MIDWAY —  On the mild Thursday evening of June 6, 2024 I saw Charitable Acts Theatre’s production of Our Town by Thornton Wilder. The venue was nearly sold out with friends and relatives, and the production ran approximately two and a half hours with a pair of intermissions between acts one and two. The show is double cast, and I had the opportunity to see The cast featuring Cathy Ostler as the stage manager and Julie Doud as Mrs. Gibbs. My hope is that these details excite you even more than Professor Willard’s ramblings about Grover’s Corners do in act one, because this was a simple but beautiful show. Watching Our Town was as peaceful as sitting and watching the sunset for a few hours. No hustle, little — though excellently done — spectacle, and a rare treat to see as UTBA only has one other review of Our Town in the last ten years. 

My immediate praise goes to the direction of Kristen Hughes. The staging and timing of each character’s entrances was superb. The show’s turn of the century time period and rural setting lends itself to a pace that ambles. The show never felt rushed, but no movement felt wasted either. Characters would arrive like clockwork and stop when the Stage Manager made it so. I was particularly impressed by the staging in act 2. I loved the near stillness of the ensemble assembled in the cemetery, and the juxtaposition of the mourners set up center. It allowed the audience to see from the perspective that they needed to to make those moments work. It was clear that cast and creative team all understood the text of these moments, and that is a huge success from Hughes. 

Charitable Acts Theatre ; 2024 ; Our Town ; Wasatch County ; Midway ;

Our Town plays at Historic Midway Town Hall Through June 15. | PC: Laura Hicken

In a similar fashion, I was impressed by lighting design from Adam Gowers.The story spans more than a decade but is centered on three significant days in the lives of George Gibbs and Emily Webb. I noticed dully that the lights would change as time passed in the day, but it wasn’t overt. The three days were also lit with subtle tonal shifts as the wedding act was brighter than the funeral act. It was just enough to matter and not enough to notice and Gowers had excellent finesse on this production. 

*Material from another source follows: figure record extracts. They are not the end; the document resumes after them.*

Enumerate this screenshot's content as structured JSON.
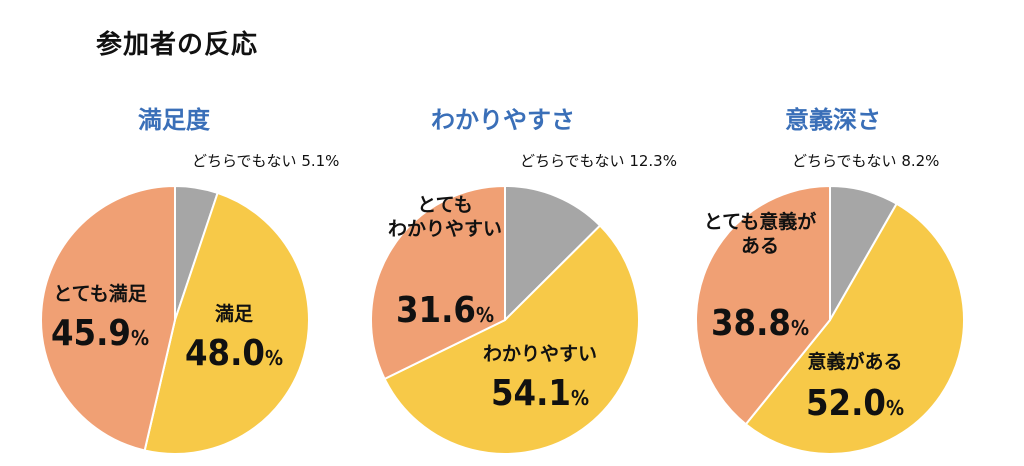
{
  "title": "参加者の反応",
  "colors": {
    "strong": "#f0a074",
    "positive": "#f7c948",
    "neutral": "#a6a6a6",
    "title": "#3a6fb8"
  },
  "chart_data": [
    {
      "type": "pie",
      "title": "満足度",
      "slices": [
        {
          "label": "どちらでもない",
          "value": 5.1,
          "display": "5.1%",
          "color": "#a6a6a6"
        },
        {
          "label": "満足",
          "value": 48.0,
          "display": "48.0",
          "color": "#f7c948"
        },
        {
          "label": "とても満足",
          "value": 45.9,
          "display": "45.9",
          "color": "#f0a074"
        }
      ]
    },
    {
      "type": "pie",
      "title": "わかりやすさ",
      "slices": [
        {
          "label": "どちらでもない",
          "value": 12.3,
          "display": "12.3%",
          "color": "#a6a6a6"
        },
        {
          "label": "わかりやすい",
          "value": 54.1,
          "display": "54.1",
          "color": "#f7c948"
        },
        {
          "label": "とても\nわかりやすい",
          "value": 31.6,
          "display": "31.6",
          "color": "#f0a074"
        }
      ]
    },
    {
      "type": "pie",
      "title": "意義深さ",
      "slices": [
        {
          "label": "どちらでもない",
          "value": 8.2,
          "display": "8.2%",
          "color": "#a6a6a6"
        },
        {
          "label": "意義がある",
          "value": 52.0,
          "display": "52.0",
          "color": "#f7c948"
        },
        {
          "label": "とても意義が\nある",
          "value": 38.8,
          "display": "38.8",
          "color": "#f0a074"
        }
      ]
    }
  ]
}
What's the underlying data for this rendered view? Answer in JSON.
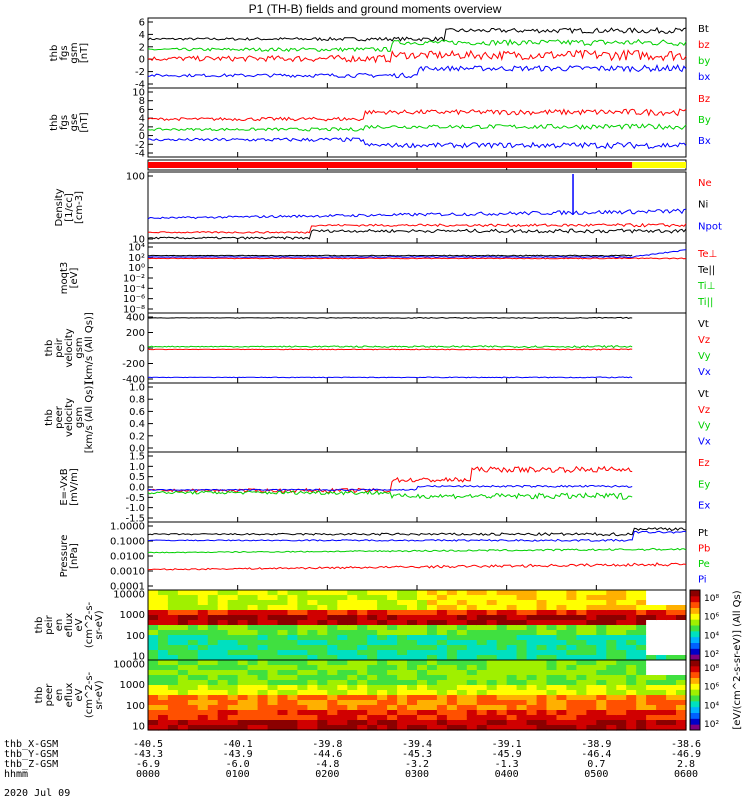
{
  "title": "P1 (TH-B) fields and ground moments overview",
  "date": "2020 Jul 09",
  "colors": {
    "black": "#000000",
    "red": "#ff0000",
    "green": "#00d000",
    "blue": "#0000ff",
    "yellow": "#ffff00"
  },
  "chart_data": [
    {
      "type": "line",
      "ylabel": [
        "thb",
        "fgs",
        "gsm",
        "[nT]"
      ],
      "yticks": [
        "6",
        "4",
        "2",
        "0",
        "-2",
        "-4"
      ],
      "ylim": [
        -4,
        6
      ],
      "series": [
        {
          "name": "Bt",
          "color": "black"
        },
        {
          "name": "bz",
          "color": "red"
        },
        {
          "name": "by",
          "color": "green"
        },
        {
          "name": "bx",
          "color": "blue"
        }
      ]
    },
    {
      "type": "line",
      "ylabel": [
        "thb",
        "fgs",
        "gse",
        "[nT]"
      ],
      "yticks": [
        "10",
        "8",
        "6",
        "4",
        "2",
        "0",
        "-2",
        "-4"
      ],
      "ylim": [
        -4,
        10
      ],
      "series": [
        {
          "name": "Bz",
          "color": "red"
        },
        {
          "name": "By",
          "color": "green"
        },
        {
          "name": "Bx",
          "color": "blue"
        }
      ]
    },
    {
      "type": "bar",
      "ylabel": [],
      "series": [
        {
          "name": "mode",
          "segments": [
            {
              "from": 0,
              "to": 0.9,
              "color": "red"
            },
            {
              "from": 0.9,
              "to": 1,
              "color": "yellow"
            }
          ]
        }
      ]
    },
    {
      "type": "line",
      "ylabel": [
        "Density",
        "[1/cc]",
        "[cm-3]"
      ],
      "scale": "log",
      "yticks": [
        "100",
        "10"
      ],
      "series": [
        {
          "name": "Ne",
          "color": "red"
        },
        {
          "name": "Ni",
          "color": "black"
        },
        {
          "name": "Npot",
          "color": "blue"
        }
      ]
    },
    {
      "type": "line",
      "ylabel": [
        "moqt3",
        "[eV]"
      ],
      "scale": "log",
      "yticks": [
        "10⁴",
        "10²",
        "10⁰",
        "10⁻²",
        "10⁻⁴",
        "10⁻⁶",
        "10⁻⁸"
      ],
      "series": [
        {
          "name": "Te⊥",
          "color": "red"
        },
        {
          "name": "Te||",
          "color": "black"
        },
        {
          "name": "Ti⊥",
          "color": "green"
        },
        {
          "name": "Ti||",
          "color": "green"
        }
      ]
    },
    {
      "type": "line",
      "ylabel": [
        "thb",
        "peir",
        "velocity",
        "gsm",
        "[km/s (All Qs)]"
      ],
      "yticks": [
        "400",
        "200",
        "0",
        "-200",
        "-400"
      ],
      "ylim": [
        -400,
        400
      ],
      "series": [
        {
          "name": "Vt",
          "color": "black"
        },
        {
          "name": "Vz",
          "color": "red"
        },
        {
          "name": "Vy",
          "color": "green"
        },
        {
          "name": "Vx",
          "color": "blue"
        }
      ]
    },
    {
      "type": "line",
      "ylabel": [
        "thb",
        "peer",
        "velocity",
        "gsm",
        "[km/s (All Qs)]"
      ],
      "yticks": [
        "1.0",
        "0.8",
        "0.6",
        "0.4",
        "0.2",
        "0.0"
      ],
      "ylim": [
        0,
        1
      ],
      "series": [
        {
          "name": "Vt",
          "color": "black"
        },
        {
          "name": "Vz",
          "color": "red"
        },
        {
          "name": "Vy",
          "color": "green"
        },
        {
          "name": "Vx",
          "color": "blue"
        }
      ]
    },
    {
      "type": "line",
      "ylabel": [
        "E=-VxB",
        "[mV/m]"
      ],
      "yticks": [
        "1.5",
        "1.0",
        "0.5",
        "0.0",
        "-0.5",
        "-1.0",
        "-1.5"
      ],
      "ylim": [
        -1.5,
        1.5
      ],
      "series": [
        {
          "name": "Ez",
          "color": "red"
        },
        {
          "name": "Ey",
          "color": "green"
        },
        {
          "name": "Ex",
          "color": "blue"
        }
      ]
    },
    {
      "type": "line",
      "ylabel": [
        "Pressure",
        "[nPa]"
      ],
      "scale": "log",
      "yticks": [
        "1.0000",
        "0.1000",
        "0.0100",
        "0.0010",
        "0.0001"
      ],
      "series": [
        {
          "name": "Pt",
          "color": "black"
        },
        {
          "name": "Pb",
          "color": "red"
        },
        {
          "name": "Pe",
          "color": "green"
        },
        {
          "name": "Pi",
          "color": "blue"
        }
      ]
    },
    {
      "type": "heatmap",
      "ylabel": [
        "thb",
        "peir",
        "en",
        "eflux",
        "eV",
        "(cm^2-s-",
        "sr-eV)"
      ],
      "scale": "log",
      "yticks": [
        "10000",
        "1000",
        "100",
        "10"
      ],
      "colorbar": {
        "label": "[eV/(cm^2-s-sr-eV)] (All Qs)",
        "ticks": [
          "10⁸",
          "10⁶",
          "10⁴",
          "10²"
        ]
      }
    },
    {
      "type": "heatmap",
      "ylabel": [
        "thb",
        "peer",
        "en",
        "eflux",
        "eV",
        "(cm^2-s-",
        "sr-eV)"
      ],
      "scale": "log",
      "yticks": [
        "10000",
        "1000",
        "100",
        "10"
      ],
      "colorbar": {
        "label": "[eV/(cm^2-s-sr-eV)] (All Qs)",
        "ticks": [
          "10⁸",
          "10⁶",
          "10⁴",
          "10²"
        ]
      }
    }
  ],
  "ephemeris": {
    "labels": [
      "thb_X-GSM",
      "thb_Y-GSM",
      "thb_Z-GSM",
      "hhmm"
    ],
    "columns": [
      [
        "-40.5",
        "-43.3",
        "-6.9",
        "0000"
      ],
      [
        "-40.1",
        "-43.9",
        "-6.0",
        "0100"
      ],
      [
        "-39.8",
        "-44.6",
        "-4.8",
        "0200"
      ],
      [
        "-39.4",
        "-45.3",
        "-3.2",
        "0300"
      ],
      [
        "-39.1",
        "-45.9",
        "-1.3",
        "0400"
      ],
      [
        "-38.9",
        "-46.4",
        "0.7",
        "0500"
      ],
      [
        "-38.6",
        "-46.9",
        "2.8",
        "0600"
      ]
    ]
  }
}
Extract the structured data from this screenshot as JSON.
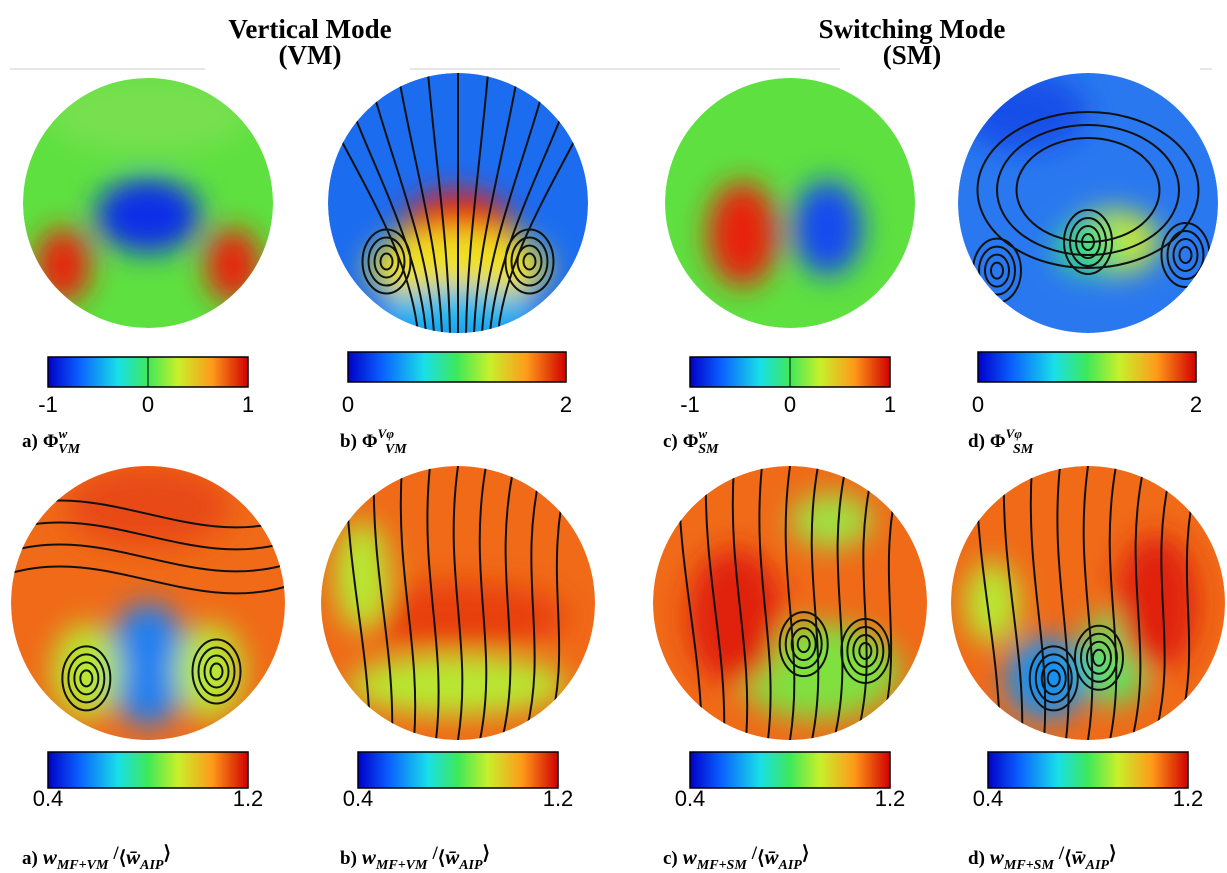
{
  "headers": [
    {
      "line1": "Vertical Mode",
      "line2": "(VM)"
    },
    {
      "line1": "Switching Mode",
      "line2": "(SM)"
    }
  ],
  "top_row": [
    {
      "colorbar": {
        "range": [
          -1,
          1
        ],
        "ticks": [
          -1,
          0,
          1
        ]
      },
      "caption": {
        "label": "a)",
        "symbol": "Φ",
        "sup": "w",
        "sub": "VM"
      }
    },
    {
      "colorbar": {
        "range": [
          0,
          2
        ],
        "ticks": [
          0,
          2
        ]
      },
      "caption": {
        "label": "b)",
        "symbol": "Φ",
        "sup": "Vφ",
        "sub": "VM"
      }
    },
    {
      "colorbar": {
        "range": [
          -1,
          1
        ],
        "ticks": [
          -1,
          0,
          1
        ]
      },
      "caption": {
        "label": "c)",
        "symbol": "Φ",
        "sup": "w",
        "sub": "SM"
      }
    },
    {
      "colorbar": {
        "range": [
          0,
          2
        ],
        "ticks": [
          0,
          2
        ]
      },
      "caption": {
        "label": "d)",
        "symbol": "Φ",
        "sup": "Vφ",
        "sub": "SM"
      }
    }
  ],
  "bottom_row": [
    {
      "colorbar": {
        "range": [
          0.4,
          1.2
        ],
        "ticks": [
          0.4,
          1.2
        ]
      },
      "caption": {
        "label": "a)",
        "var": "w",
        "sub": "MF+VM",
        "slash": "/",
        "open": "⟨",
        "den_var": "w̄",
        "den_sub": "AIP",
        "close": "⟩"
      }
    },
    {
      "colorbar": {
        "range": [
          0.4,
          1.2
        ],
        "ticks": [
          0.4,
          1.2
        ]
      },
      "caption": {
        "label": "b)",
        "var": "w",
        "sub": "MF+VM",
        "slash": "/",
        "open": "⟨",
        "den_var": "w̄",
        "den_sub": "AIP",
        "close": "⟩"
      }
    },
    {
      "colorbar": {
        "range": [
          0.4,
          1.2
        ],
        "ticks": [
          0.4,
          1.2
        ]
      },
      "caption": {
        "label": "c)",
        "var": "w",
        "sub": "MF+SM",
        "slash": "/",
        "open": "⟨",
        "den_var": "w̄",
        "den_sub": "AIP",
        "close": "⟩"
      }
    },
    {
      "colorbar": {
        "range": [
          0.4,
          1.2
        ],
        "ticks": [
          0.4,
          1.2
        ]
      },
      "caption": {
        "label": "d)",
        "var": "w",
        "sub": "MF+SM",
        "slash": "/",
        "open": "⟨",
        "den_var": "w̄",
        "den_sub": "AIP",
        "close": "⟩"
      }
    }
  ]
}
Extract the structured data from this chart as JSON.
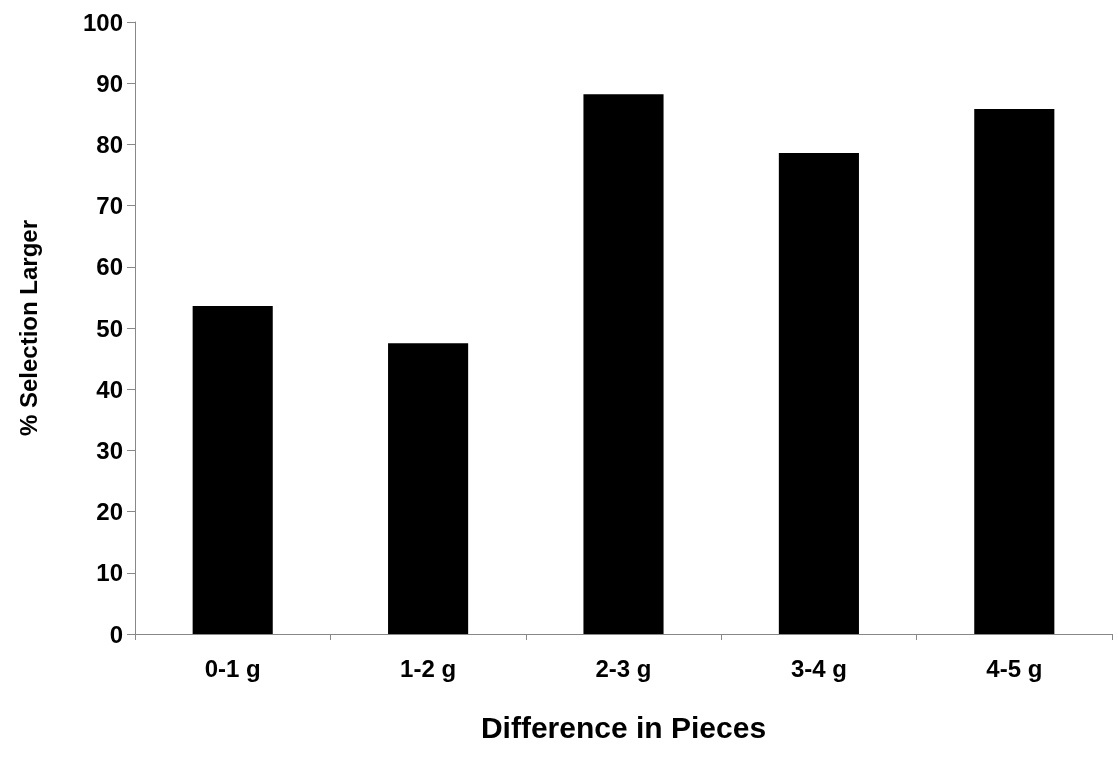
{
  "chart_data": {
    "type": "bar",
    "xlabel": "Difference in Pieces",
    "ylabel": "% Selection Larger",
    "categories": [
      "0-1 g",
      "1-2 g",
      "2-3 g",
      "3-4 g",
      "4-5 g"
    ],
    "values": [
      53.6,
      47.5,
      88.2,
      78.6,
      85.8
    ],
    "color": "#000000",
    "ylim": [
      0,
      100
    ],
    "yticks": [
      0,
      10,
      20,
      30,
      40,
      50,
      60,
      70,
      80,
      90,
      100
    ],
    "grid": false
  }
}
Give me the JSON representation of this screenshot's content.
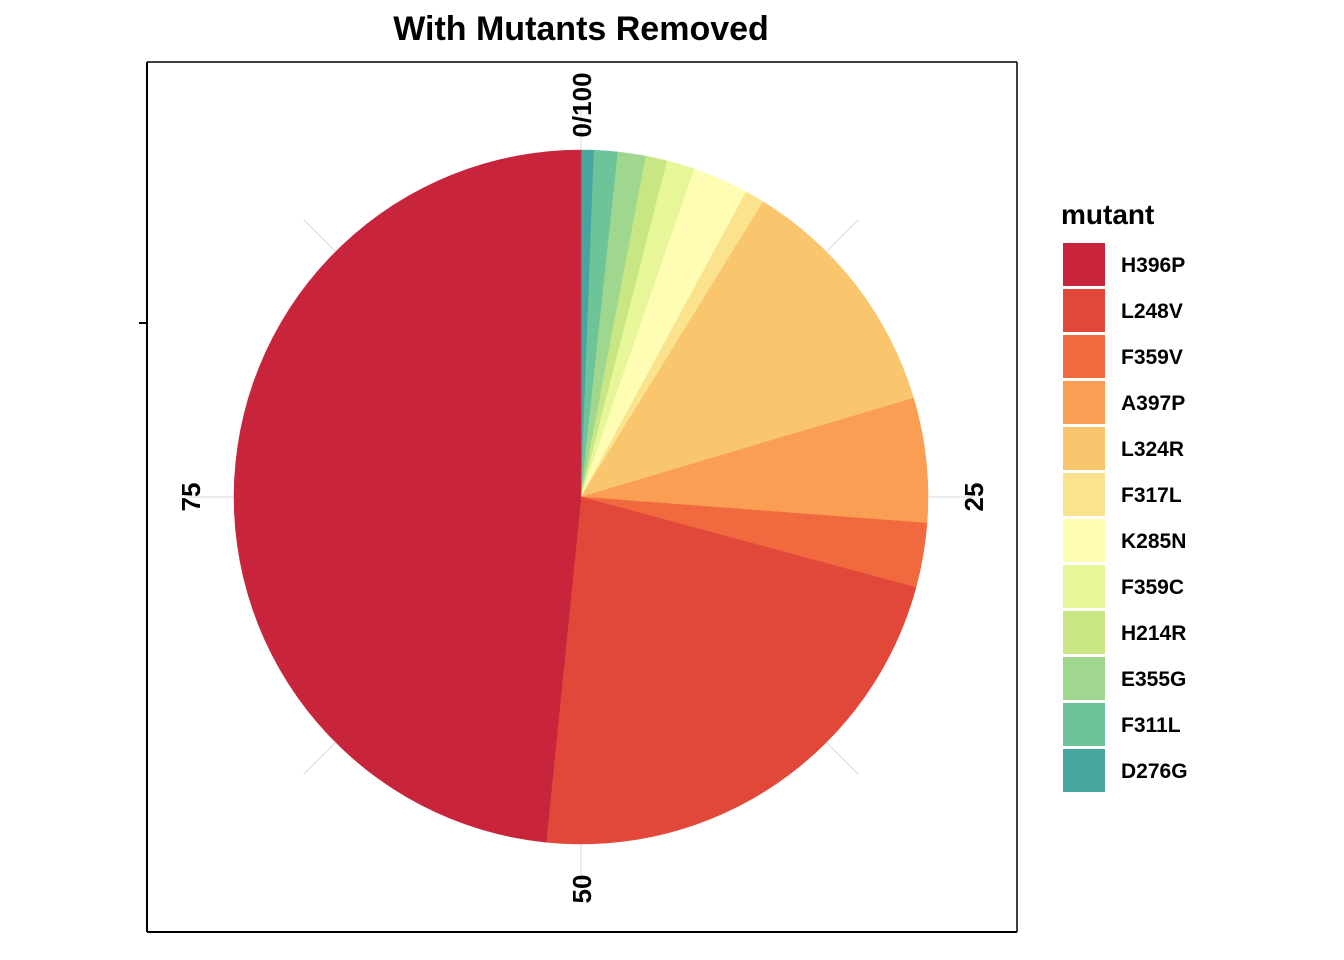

The other technical elements were functional and lovely for what they did. I loved the period choices for the costumes by a team of five talented sewers and designers. Each character looked neat and smart as if they had a caring mother to launder and dry clothes. The wedding dress worn by Emily was elegant and made her radiant on stage next to all the other characters. Similar care was taken in regards to scenic design and sound scaping. The iconic use of two ladders for Emily and George to climb as they watched one another from their windows was nice. There was also an exciting, though sometimes overwhelming, use of smell in the play. I thought it was a creative choice with a lot of potential, but at times things smelled as if they were burning, and I’m not sure that was the intent. 

Ostler’s performance as the stage manager was delightful. She hilariously responded to the action of the play while maintaining the mystique and aura of an all knowing figure who discusses both past and future events as if she had a foot in both. I loved the understanding she brought to the character’s poignant moments, and the humor she brought when it was merited. It was like having the ultimate tour guide to Grover’s Corners who loved and anticipated everything about the town. 

Naomi Hansen excelled playing the ingénue Emily Webb. Her fierce sincerity when asking the question “Am I pretty?” to her mother was so endearing. It was lovely to see the mother daughter relationship played out between Hansen and Nicole Holbrook who played Mrs. Webb in the June 6 cast. They had a conversation that didn’t feel dated, but took depression era text and made it relevant and poignant in today’s body positive society. She carried this same energy and uncertainty into act two, and mostly delivered on the character’s arc in the third act. I felt that her need to leave her memories and return to death was a little abrupt, but some of that was simply how she played the character.

Charitable Acts Theatre ; 2024 ; Our Town ; Wasatch County ; Midway ;

PC: Laura Hicken | Art by Simon Zabaldo

Similarly, Thomas Greenwood was a solid George. He didn’t overact the funeral scenes, and he dug well into the head of George in the soda shop scene where George is seeking for the right words to tell Emily how he feels. The love story between George and Emily was sweet, warm and most of all believable because of how the two played their parts. It was a strong ensemble effort with praise to be given to each of the Grover’s Corners residents — living and dead. 

Driving through Provo Canyon into Heber City and then Midway feels like taking a plunge back in time. Houses are spread further apart. The highway runs down a real main street and local eateries and businesses fill the area. This production funds the Wasatch Community Foundation which drives home the powerful feeling of community in the play. This show in this location felt like Americana at its finest and was a production that brought tears to many eyes. It may well be worth the trip to make the scenic drive and enjoy the double cast of Our Town in Midway.